Vietnamese Issues, Experiences Canned in Phnom Penh Exhibit

Juice drink cans depicted in paintings by Vietnamese artist Bui Cong Khanh are not available at stalls across the region. And instead of juice, the cans contain concepts and social issues.

“Sleep Juice,” “City Juice,” “Folklore Juice,” and “Cyclo Juice” are among eight colorful oil paintings, which are on display at jGallery in Phnom Penh until August 28.

Mr Khanh says that the series points to a modern expectation that life’s experiences can be as cheaply and easily bought as cans of juice.

“People who have money think they can buy anything, but some things like these [labeled on the cans] you cannot just buy and drink,” Mr Khanh said during an interview.

For example some people believe expensive religious offerings secure wellbeing while others spend money on beer girls thinking they can buy love, Mr Khanh said.

“I take something you cannot buy and put it on the can,” Mr Khanh said.

Somewhat ironically the “Juice” paintings are for sale priced at $2,500.

On display in Ho Chi Minh City, “Juice Power” shows a Vietnamese stereo system through which the government in the past blasted propaganda and which still give public information to some areas such as Hanoi, Mr Khanh said.

Working in Vietnam, Mr Khanh said he is not restricted in what he paints and that official licenses to display artworks from the cultural house are now easier to get.

JGallery owner Dana Langlois said that to her knowledge it is the second exhibition by a Vietnamese artist in the capital in ten years.

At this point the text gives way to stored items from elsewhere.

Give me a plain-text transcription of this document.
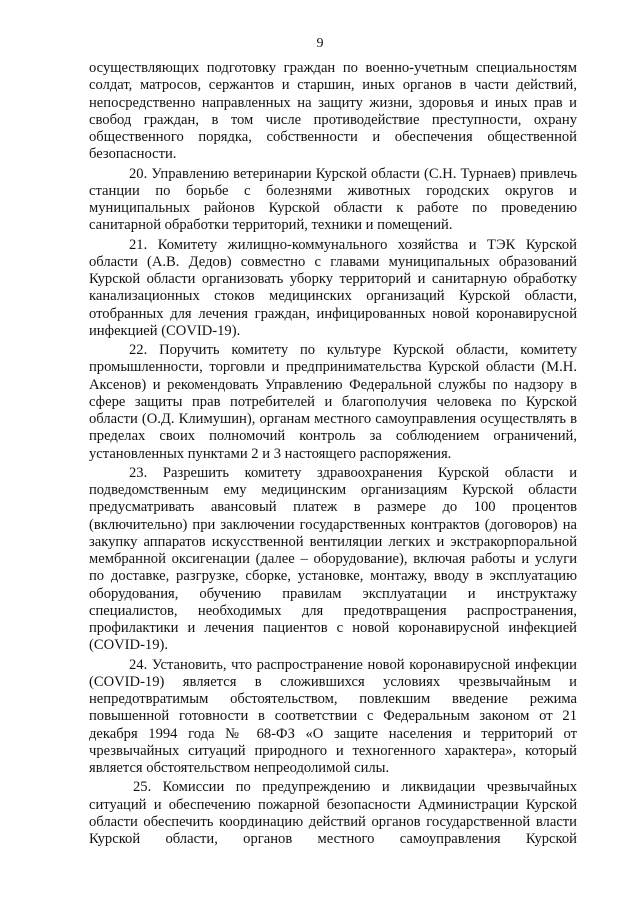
9

осуществляющих подготовку граждан по военно-учетным специальностям солдат, матросов, сержантов и старшин, иных органов в части действий, непосредственно направленных на защиту жизни, здоровья и иных прав и свобод граждан, в том числе противодействие преступности, охрану общественного порядка, собственности и обеспечения общественной безопасности.

20. Управлению ветеринарии Курской области (С.Н. Турнаев) привлечь станции по борьбе с болезнями животных городских округов и муниципальных районов Курской области к работе по проведению санитарной обработки территорий, техники и помещений.

21. Комитету жилищно-коммунального хозяйства и ТЭК Курской области (А.В. Дедов) совместно с главами муниципальных образований Курской области организовать уборку территорий и санитарную обработку канализационных стоков медицинских организаций Курской области, отобранных для лечения граждан, инфицированных новой коронавирусной инфекцией (COVID-19).

22. Поручить комитету по культуре Курской области, комитету промышленности, торговли и предпринимательства Курской области (М.Н. Аксенов) и рекомендовать Управлению Федеральной службы по надзору в сфере защиты прав потребителей и благополучия человека по Курской области (О.Д. Климушин), органам местного самоуправления осуществлять в пределах своих полномочий контроль за соблюдением ограничений, установленных пунктами 2 и 3 настоящего распоряжения.

23. Разрешить комитету здравоохранения Курской области и подведомственным ему медицинским организациям Курской области предусматривать авансовый платеж в размере до 100 процентов (включительно) при заключении государственных контрактов (договоров) на закупку аппаратов искусственной вентиляции легких и экстракорпоральной мембранной оксигенации (далее – оборудование), включая работы и услуги по доставке, разгрузке, сборке, установке, монтажу, вводу в эксплуатацию оборудования, обучению правилам эксплуатации и инструктажу специалистов, необходимых для предотвращения распространения, профилактики и лечения пациентов с новой коронавирусной инфекцией (COVID-19).

24. Установить, что распространение новой коронавирусной инфекции (COVID-19) является в сложившихся условиях чрезвычайным и непредотвратимым обстоятельством, повлекшим введение режима повышенной готовности в соответствии с Федеральным законом от 21 декабря 1994 года № 68-ФЗ «О защите населения и территорий от чрезвычайных ситуаций природного и техногенного характера», который является обстоятельством непреодолимой силы.

25. Комиссии по предупреждению и ликвидации чрезвычайных ситуаций и обеспечению пожарной безопасности Администрации Курской области обеспечить координацию действий органов государственной власти Курской области, органов местного самоуправления Курской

“[I]t is a pre-cursor to a new market dynamic which will place Cambodia in the regional context and allow artists to move through borders,” Ms Langlois said.

Mr Khanh collaborated with Cambodian artists Pich Sopheap and Leang Seckhon for an exhibition at JavaCafe in 2006.

At the opening Mr Khanh performed “Dollar Man” sticking copies of $100 dollar bills over his face and photographs of the act by Bui The Trung Nam are on display this month.

People come out of poverty to become obsessed with money until it blinds them, Mr Khanh commented. “They are now rich but do not care about anything else. Money covers their point of view,” Mr Khanh said.